Les dernières divergences concernant une nouvelle loi sur la radio et la télévision ne seront examinées que l'an prochain. La commission a par ailleurs décidé, par 6 voix contre 5, de ne pas entrer en matière sur un projet de loi visant à percevoir des émoluments et des taxes dans les domaines d'activité du DETEC

La Commission des transports et des télécommunications (CTT) du Conseil des États se consacre depuis le printemps dernier à l'examen approfondi de larévision totale de la loi sur la radio et la télévision (LRTV) (02.093). Elle est quasiment parvenue à sa séance d'hier à achever ses délibérations : il ne lui reste donc plus qu'à se pencher sur les propositions de réexamen et à procéder à l'élimination des dernières divergences.

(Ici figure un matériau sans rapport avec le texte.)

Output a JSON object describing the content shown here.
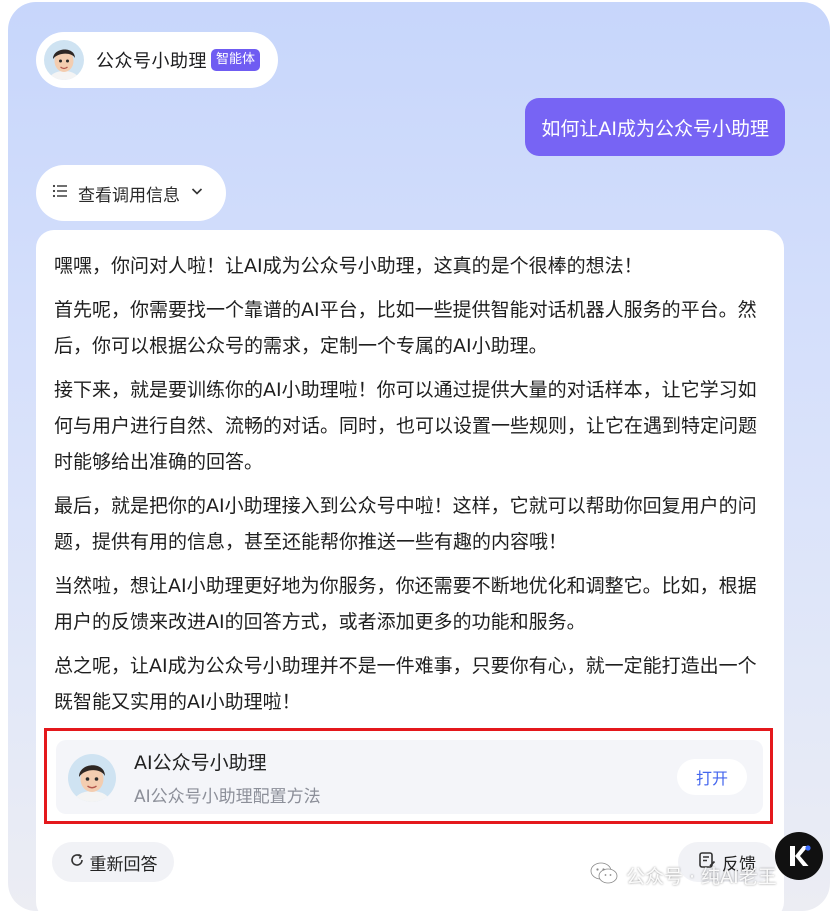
{
  "header": {
    "agent_name": "公众号小助理",
    "agent_badge": "智能体"
  },
  "user_message": "如何让AI成为公众号小助理",
  "call_info": {
    "label": "查看调用信息"
  },
  "answer": {
    "paragraphs": [
      "嘿嘿，你问对人啦！让AI成为公众号小助理，这真的是个很棒的想法！",
      "首先呢，你需要找一个靠谱的AI平台，比如一些提供智能对话机器人服务的平台。然后，你可以根据公众号的需求，定制一个专属的AI小助理。",
      "接下来，就是要训练你的AI小助理啦！你可以通过提供大量的对话样本，让它学习如何与用户进行自然、流畅的对话。同时，也可以设置一些规则，让它在遇到特定问题时能够给出准确的回答。",
      "最后，就是把你的AI小助理接入到公众号中啦！这样，它就可以帮助你回复用户的问题，提供有用的信息，甚至还能帮你推送一些有趣的内容哦！",
      "当然啦，想让AI小助理更好地为你服务，你还需要不断地优化和调整它。比如，根据用户的反馈来改进AI的回答方式，或者添加更多的功能和服务。",
      "总之呢，让AI成为公众号小助理并不是一件难事，只要你有心，就一定能打造出一个既智能又实用的AI小助理啦！"
    ]
  },
  "app_card": {
    "title": "AI公众号小助理",
    "subtitle": "AI公众号小助理配置方法",
    "open_label": "打开"
  },
  "actions": {
    "regenerate_label": "重新回答",
    "feedback_label": "反馈"
  },
  "watermark": {
    "text": "公众号 · 纯AI老王"
  },
  "colors": {
    "accent": "#7764f4",
    "badge": "#6f5cf2",
    "highlight_border": "#e4181c",
    "link": "#4466ee"
  },
  "icons": [
    "avatar",
    "list-icon",
    "chevron-down-icon",
    "refresh-icon",
    "feedback-icon",
    "wechat-icon",
    "k-logo"
  ]
}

Lors de la séance, la commission s'est prononcée sur deux aspects du projet de loi : les études d'audience et l'autorité indépendante de surveillance en matière de radio-télévision.

Contrairement à ce que propose le Conseil national, les études d'audience (art. 85a) ne devraient pas être confiées à une fondation. Par 4 voix contre 1, et 4 abstentions, la commission s'est prononcée en faveur d'une solution impliquant directement la branche, puisqu'il est prévu de confier cette tâche à un organe paritaire réunissant des représentants de la SSR, d'une part, et des diffuseurs privés, d'autre part. Pour le cas où les parties prenantes ne parviendraient pas à signer un tel accord, il a été décidé que le Conseil fédéral pourrait lui-même créer en dernier recours une instance de ce type.

La commission s'est prononcée à l'unanimité en faveur du statu quo à propos de l'autorité indépendante d'examen des plaintes en matière de radio-télévision (AIEP) (art. 86). Autrement dit, la surveillance des dispositions concernant la publicité et le parrainage est exercée d'office par l'OFCOM, tandis que la surveillance des programmes incombe à l'AIEP, qui intervient en cas de plainte. Mais une innovation a été introduite : il est désormais prévu de confier aussi à l'AIEP la compétence de régler les conflits liés à l'accès aux programmes.

Enfin, la commission a examiné le projet d'une loi fédérale sur la perception d'émoluments et de taxes de surveillance dans les domaines d'activité du DETEC (03.065), auquel étaient joints deux rapports complémentaires du département concerné. Si la commission se félicite de l'intention du DETEC d'asseoir formellement la perception de l'ensemble des émoluments sur une base légale unique, elle considère que la multiplication des taxes de surveillance est à la fois juridiquement problématique et entachée d'opacité. Aussi a-t-elle rejeté l'entrée en matière par 6 voix contre 5.

La commission s'est réunie le 22 novembre 2004 à Berne sous la présidence de M. Rolf Escher, conseiller aux États (PDC/VS) et pour partie en présence de M. Moritz Leuenberger, conseiller fédéral.